The Silent Transformation
Big changes in the history of work usually start with a small rumble and end up as social upheaval. Before the 1800s, virtually everyone in the world was employed in agriculture; living and working on almost exactly the same piece of land. Then mechanization came, people flowed into cities, and civilization went through an industrial revolution.
A century passed, and workers began to organize. They demanded safer working conditions, reasonable hours, and fair wages. The result was a labor revolution.
In the 1950s and 1960s, the nature of employment began to shift away from manufacturing goods to engaging in services with the development of an information economy. The world went through a knowledge revolution, where education and access to data became among the most valuable resources.
And today, the result of all of those movements, we’re experiencing a rising trend of remote work. But this is not purely about technology or about individual desires, it actually is a revolution in corporate culture.
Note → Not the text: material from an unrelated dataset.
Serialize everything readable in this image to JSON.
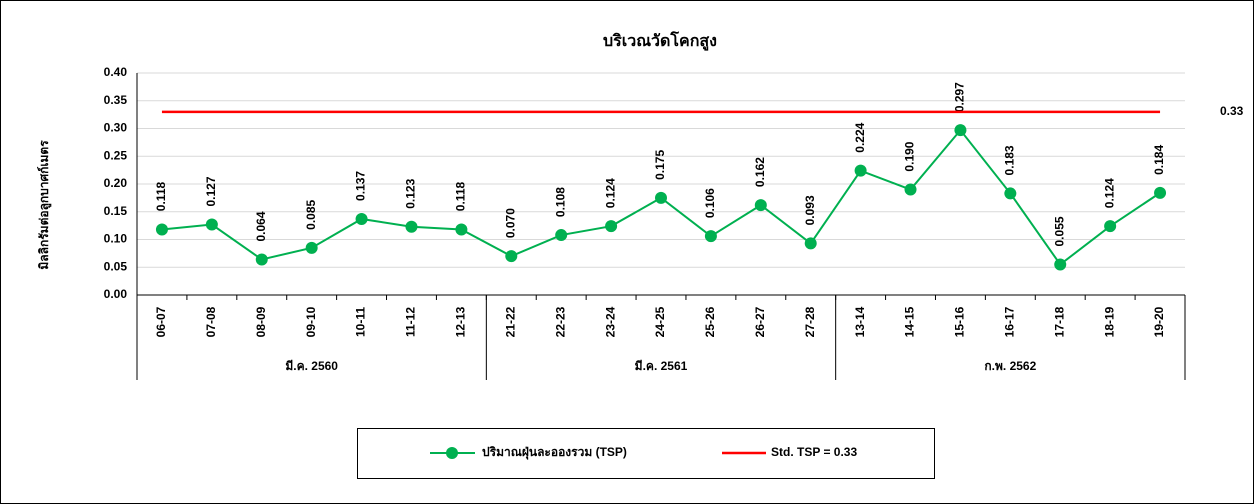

We are shifting into a society in which work and workers are respected, rather than suspected. We’re trusting people because of the results they produce, rather than thinking they can’t be trusted and must be forced or incentivized to do anything right.
The Future of Work
The economy of the future is going to include more telecommuters to be certain. But it will also be far more fluid than it is today. The notion of a job being a “place you go” for “years and years” will become a memory. Instead, we’ll all be producing value whenever and wherever makes the most sense, and doing so for the organizations who most need our expertise.
It’s not about telecommuting: it’s about opportunity. It’s about the chance to trust people to get things done and the profound possibilities that arise when work is about results instead of about fear.